Se una questione così fondamentale – come considerare il presidente del Consiglio e segretario del Pd, autentico «usurpatore» dei valori della sinistra – non scatena la rivoluzione come sarebbe scontato, qualche motivo ci deve pur essere. Come mai non c’è questo abbandono di massa, come è concepibile che barrando la casellina del due per mille ci siano ancora dei buontemponi che versano degli euro al partito, e soprattutto come caspita è possibile che girando per le città il segretario del Partito democratico non venga selvaggiamente insultato come meriterebbe un orrido destro che si spaccia per democratico?
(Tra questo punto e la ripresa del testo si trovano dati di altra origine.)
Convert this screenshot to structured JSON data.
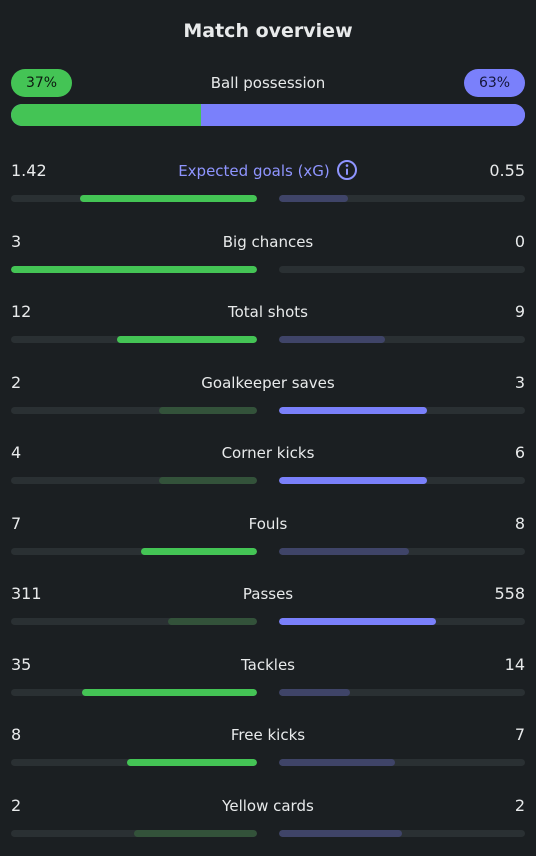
{
  "title": "Match overview",
  "possession": {
    "label": "Ball possession",
    "home": "37%",
    "away": "63%",
    "home_fraction": 0.37
  },
  "colors": {
    "home": "#44c455",
    "away": "#7a80fb",
    "accent_label": "#8f95ff",
    "background": "#1b1f22"
  },
  "stats": [
    {
      "label": "Expected goals (xG)",
      "home": "1.42",
      "away": "0.55",
      "home_fraction": 0.72,
      "away_fraction": 0.28,
      "home_winner": true,
      "away_winner": false,
      "accent": true,
      "icon": "info-icon"
    },
    {
      "label": "Big chances",
      "home": "3",
      "away": "0",
      "home_fraction": 1.0,
      "away_fraction": 0.0,
      "home_winner": true,
      "away_winner": false
    },
    {
      "label": "Total shots",
      "home": "12",
      "away": "9",
      "home_fraction": 0.57,
      "away_fraction": 0.43,
      "home_winner": true,
      "away_winner": false
    },
    {
      "label": "Goalkeeper saves",
      "home": "2",
      "away": "3",
      "home_fraction": 0.4,
      "away_fraction": 0.6,
      "home_winner": false,
      "away_winner": true
    },
    {
      "label": "Corner kicks",
      "home": "4",
      "away": "6",
      "home_fraction": 0.4,
      "away_fraction": 0.6,
      "home_winner": false,
      "away_winner": true
    },
    {
      "label": "Fouls",
      "home": "7",
      "away": "8",
      "home_fraction": 0.47,
      "away_fraction": 0.53,
      "home_winner": true,
      "away_winner": false
    },
    {
      "label": "Passes",
      "home": "311",
      "away": "558",
      "home_fraction": 0.36,
      "away_fraction": 0.64,
      "home_winner": false,
      "away_winner": true
    },
    {
      "label": "Tackles",
      "home": "35",
      "away": "14",
      "home_fraction": 0.71,
      "away_fraction": 0.29,
      "home_winner": true,
      "away_winner": false
    },
    {
      "label": "Free kicks",
      "home": "8",
      "away": "7",
      "home_fraction": 0.53,
      "away_fraction": 0.47,
      "home_winner": true,
      "away_winner": false
    },
    {
      "label": "Yellow cards",
      "home": "2",
      "away": "2",
      "home_fraction": 0.5,
      "away_fraction": 0.5,
      "home_winner": false,
      "away_winner": false
    }
  ]
}
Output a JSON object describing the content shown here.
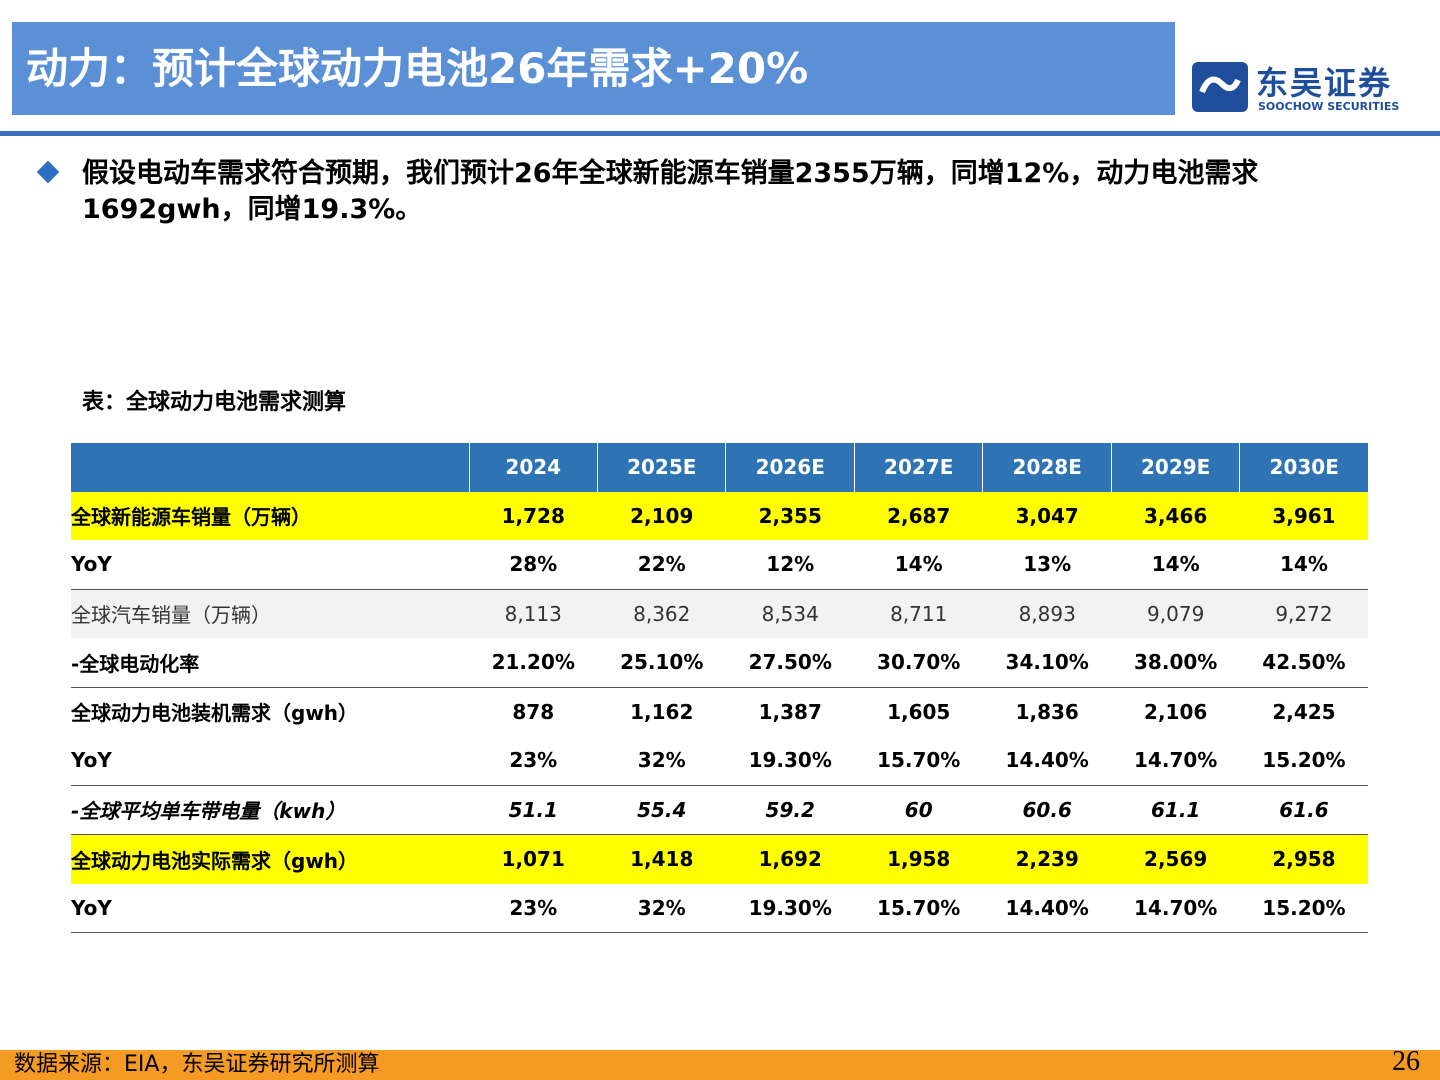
{
  "header": {
    "title": "动力：预计全球动力电池26年需求+20%",
    "logo_cn": "东吴证券",
    "logo_en": "SOOCHOW SECURITIES"
  },
  "bullet": "假设电动车需求符合预期，我们预计26年全球新能源车销量2355万辆，同增12%，动力电池需求1692gwh，同增19.3%。",
  "table": {
    "caption": "表：全球动力电池需求测算",
    "columns": [
      "2024",
      "2025E",
      "2026E",
      "2027E",
      "2028E",
      "2029E",
      "2030E"
    ],
    "rows": [
      [
        "全球新能源车销量（万辆）",
        "1,728",
        "2,109",
        "2,355",
        "2,687",
        "3,047",
        "3,466",
        "3,961"
      ],
      [
        "YoY",
        "28%",
        "22%",
        "12%",
        "14%",
        "13%",
        "14%",
        "14%"
      ],
      [
        "全球汽车销量（万辆）",
        "8,113",
        "8,362",
        "8,534",
        "8,711",
        "8,893",
        "9,079",
        "9,272"
      ],
      [
        "-全球电动化率",
        "21.20%",
        "25.10%",
        "27.50%",
        "30.70%",
        "34.10%",
        "38.00%",
        "42.50%"
      ],
      [
        "全球动力电池装机需求（gwh）",
        "878",
        "1,162",
        "1,387",
        "1,605",
        "1,836",
        "2,106",
        "2,425"
      ],
      [
        "YoY",
        "23%",
        "32%",
        "19.30%",
        "15.70%",
        "14.40%",
        "14.70%",
        "15.20%"
      ],
      [
        "-全球平均单车带电量（kwh）",
        "51.1",
        "55.4",
        "59.2",
        "60",
        "60.6",
        "61.1",
        "61.6"
      ],
      [
        "全球动力电池实际需求（gwh）",
        "1,071",
        "1,418",
        "1,692",
        "1,958",
        "2,239",
        "2,569",
        "2,958"
      ],
      [
        "YoY",
        "23%",
        "32%",
        "19.30%",
        "15.70%",
        "14.40%",
        "14.70%",
        "15.20%"
      ]
    ]
  },
  "footer": {
    "source": "数据来源：EIA，东吴证券研究所测算",
    "page": "26"
  }
}
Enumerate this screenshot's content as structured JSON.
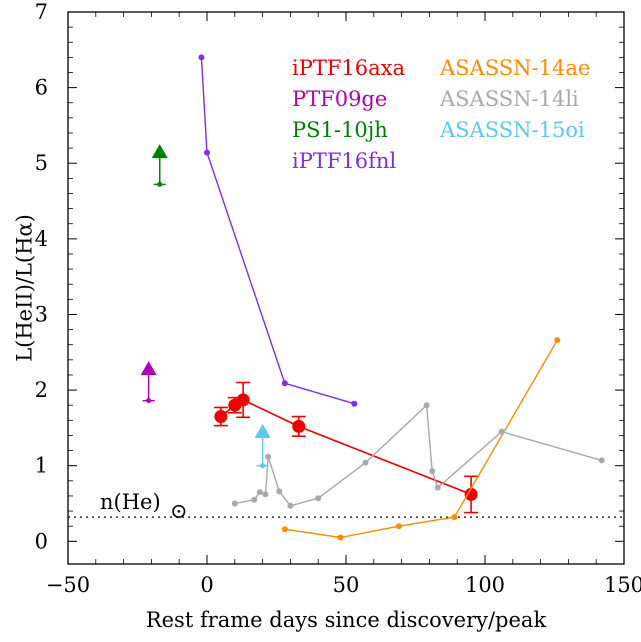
{
  "chart_data": {
    "type": "scatter",
    "xlabel": "Rest frame days since discovery/peak",
    "ylabel": "L(HeII)/L(Hα)",
    "xlim": [
      -50,
      150
    ],
    "ylim": [
      -0.3,
      7
    ],
    "xticks": [
      -50,
      0,
      50,
      100,
      150
    ],
    "yticks": [
      0,
      1,
      2,
      3,
      4,
      5,
      6,
      7
    ],
    "xtick_labels": [
      "−50",
      "0",
      "50",
      "100",
      "150"
    ],
    "ytick_labels": [
      "0",
      "1",
      "2",
      "3",
      "4",
      "5",
      "6",
      "7"
    ],
    "grid": false,
    "legend_position": "top-right",
    "reference_line": {
      "y": 0.32,
      "label": "n(He)",
      "symbol": "⊙",
      "style": "dotted"
    },
    "series": [
      {
        "name": "iPTF16axa",
        "color": "#ee0000",
        "marker": "large-circle",
        "connected": true,
        "points": [
          {
            "x": 5,
            "y": 1.65,
            "err": 0.12
          },
          {
            "x": 10,
            "y": 1.8,
            "err": 0.1
          },
          {
            "x": 13,
            "y": 1.87,
            "err": 0.23
          },
          {
            "x": 33,
            "y": 1.52,
            "err": 0.13
          },
          {
            "x": 95,
            "y": 0.62,
            "err": 0.24
          }
        ]
      },
      {
        "name": "PTF09ge",
        "color": "#b000b0",
        "marker": "lower-limit",
        "connected": false,
        "points": [
          {
            "x": -21,
            "y": 1.86,
            "limit_to": 2.25
          }
        ]
      },
      {
        "name": "PS1-10jh",
        "color": "#008000",
        "marker": "lower-limit",
        "connected": false,
        "points": [
          {
            "x": -17,
            "y": 4.72,
            "limit_to": 5.12
          }
        ]
      },
      {
        "name": "iPTF16fnl",
        "color": "#7f2fe6",
        "marker": "small-circle",
        "connected": true,
        "points": [
          {
            "x": -2,
            "y": 6.4
          },
          {
            "x": 0,
            "y": 5.14
          },
          {
            "x": 28,
            "y": 2.09
          },
          {
            "x": 53,
            "y": 1.82
          }
        ]
      },
      {
        "name": "ASASSN-14ae",
        "color": "#ff8c00",
        "marker": "small-circle",
        "connected": true,
        "points": [
          {
            "x": 28,
            "y": 0.16
          },
          {
            "x": 48,
            "y": 0.05
          },
          {
            "x": 69,
            "y": 0.2
          },
          {
            "x": 89,
            "y": 0.32
          },
          {
            "x": 126,
            "y": 2.66
          }
        ]
      },
      {
        "name": "ASASSN-14li",
        "color": "#a9a9a9",
        "marker": "small-circle",
        "connected": true,
        "points": [
          {
            "x": 10,
            "y": 0.5
          },
          {
            "x": 17,
            "y": 0.55
          },
          {
            "x": 19,
            "y": 0.65
          },
          {
            "x": 21,
            "y": 0.62
          },
          {
            "x": 22,
            "y": 1.12
          },
          {
            "x": 26,
            "y": 0.66
          },
          {
            "x": 30,
            "y": 0.47
          },
          {
            "x": 40,
            "y": 0.57
          },
          {
            "x": 57,
            "y": 1.04
          },
          {
            "x": 79,
            "y": 1.8
          },
          {
            "x": 81,
            "y": 0.93
          },
          {
            "x": 83,
            "y": 0.71
          },
          {
            "x": 106,
            "y": 1.45
          },
          {
            "x": 142,
            "y": 1.07
          }
        ]
      },
      {
        "name": "ASASSN-15oi",
        "color": "#5bc8f5",
        "marker": "lower-limit",
        "connected": false,
        "points": [
          {
            "x": 20,
            "y": 1.0,
            "limit_to": 1.42
          }
        ]
      }
    ],
    "legend_columns": [
      [
        "iPTF16axa",
        "PTF09ge",
        "PS1-10jh",
        "iPTF16fnl"
      ],
      [
        "ASASSN-14ae",
        "ASASSN-14li",
        "ASASSN-15oi"
      ]
    ]
  }
}
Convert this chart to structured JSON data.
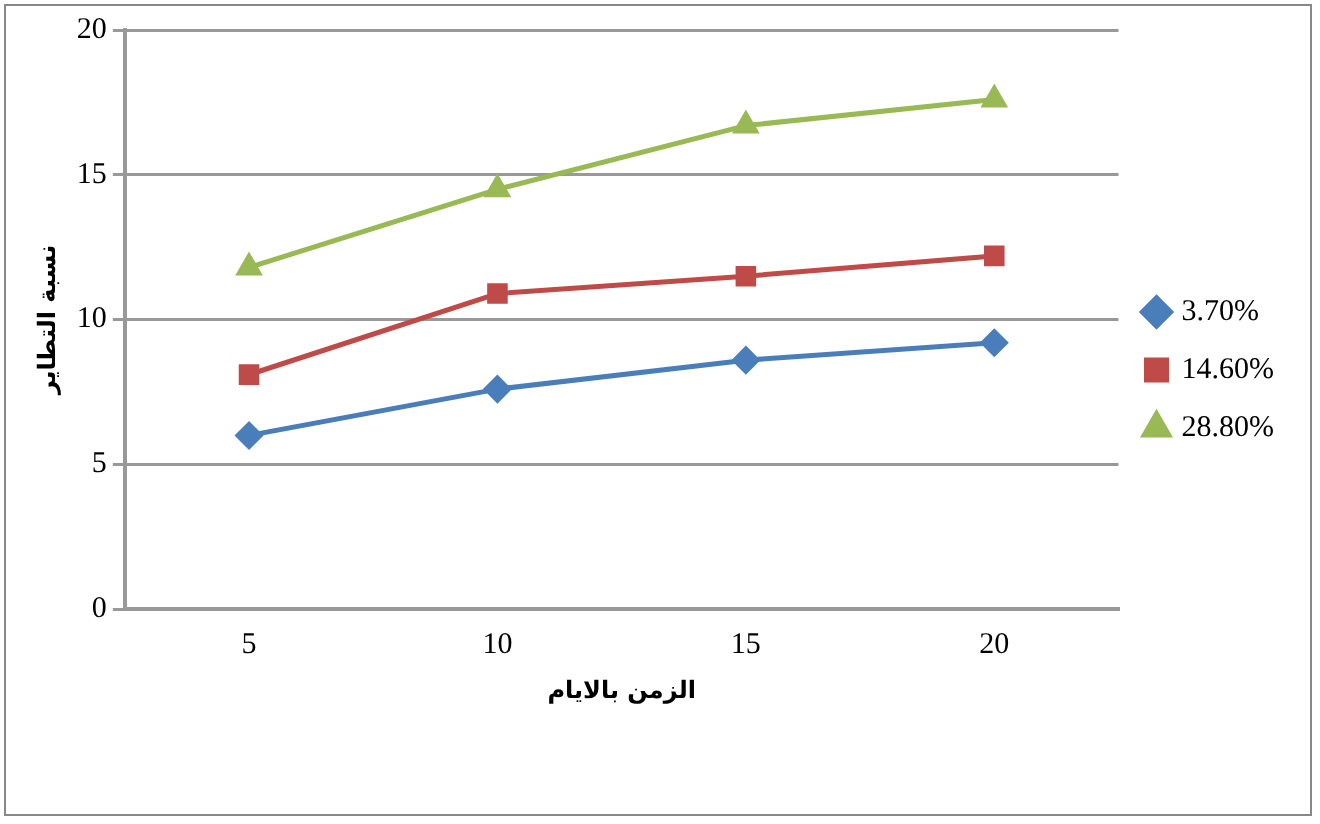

Misteri, direte voi. No. È tutto maledettamente chiaro. È tutto sotto i vostri occhi, lo potete notare sui giornali o nelle televisioni, lo potete percepire nei discorsi dei vostri conoscenti, al bar, in uno studio medico, in un mercato, insomma dove c’è socialità mettetevi in posizione di ascolto. Non percepirete opposizione. O la avvertirete in minima parte. Dopo venti anni terribilmente forti, in termini di emozioni, scontri, divisioni sanguinose, di interi blocchi di magistrati all’azione su un uomo solo, dopo venti anni solo anti, in cui certi giornali hanno rappresentato plasticamente un’ossessione, sotto forma magari di dieci-domande-dieci, ecco, quegli stessi giornali hanno perso uno straordinario punto di riferimento. E ora sono smarriti, persi nel vuoto. E non (se) ne fanno neppure una di domanda, neppure su un misero scontrino. Così i cittadini, i quali per mobilitarsi debbono essere sospinti da ragioni estreme, al limite del conflitto sociale, e queste ragioni oggi i cittadini non le percepiscono. Perché sono “solo” politiche, come è solo politico il dilemma se Renzi sia da considerare un destro che si spaccia per democratico. E le questioni politiche, pur terribilmente importanti, non scaldano più il cuore. Matteo Renzi lo sa perfettamente, al punto che sul concetto di «disinvoltura» ha costruito la sua formazione. Disinvoltura personale e disinvoltura politica. E oggi, la gara più straordinaria a cui ci tocca di assistere è quella di tutti noi che siamo ai blocchi di partenza e non vediamo l’ora di lavorare per lui, di entrare anche solo per qualche momento in un suo cerchio, anche magari in un cerchietto, basta che sia più o meno magico, in cui il premier ci assegni un ruolo che svolgeremo con grande impegno nel nome del Paese. Un abbraccio ruffiano e consociativo per non essere dimenticati (noi). Niente a che vedere con gli anni grassi nei quali dividersi è stata una delizia, impancarsi a presidi etici praticamente un obbligo, lasciare sdegnati le aziende del Malvagio una necessità morale, scrittori, intellettuali, “maschi, femmine e cantanti”. Persino ora con la bagattella Mondazzoli ce la menano con i principi.

Per cui, cosa volete che ci interessi sapere se oggi Matteo Renzi è di destra o di sinistra? Quesiti ammuffiti che #labuonascuola ha già chiuso in un armadio della storia.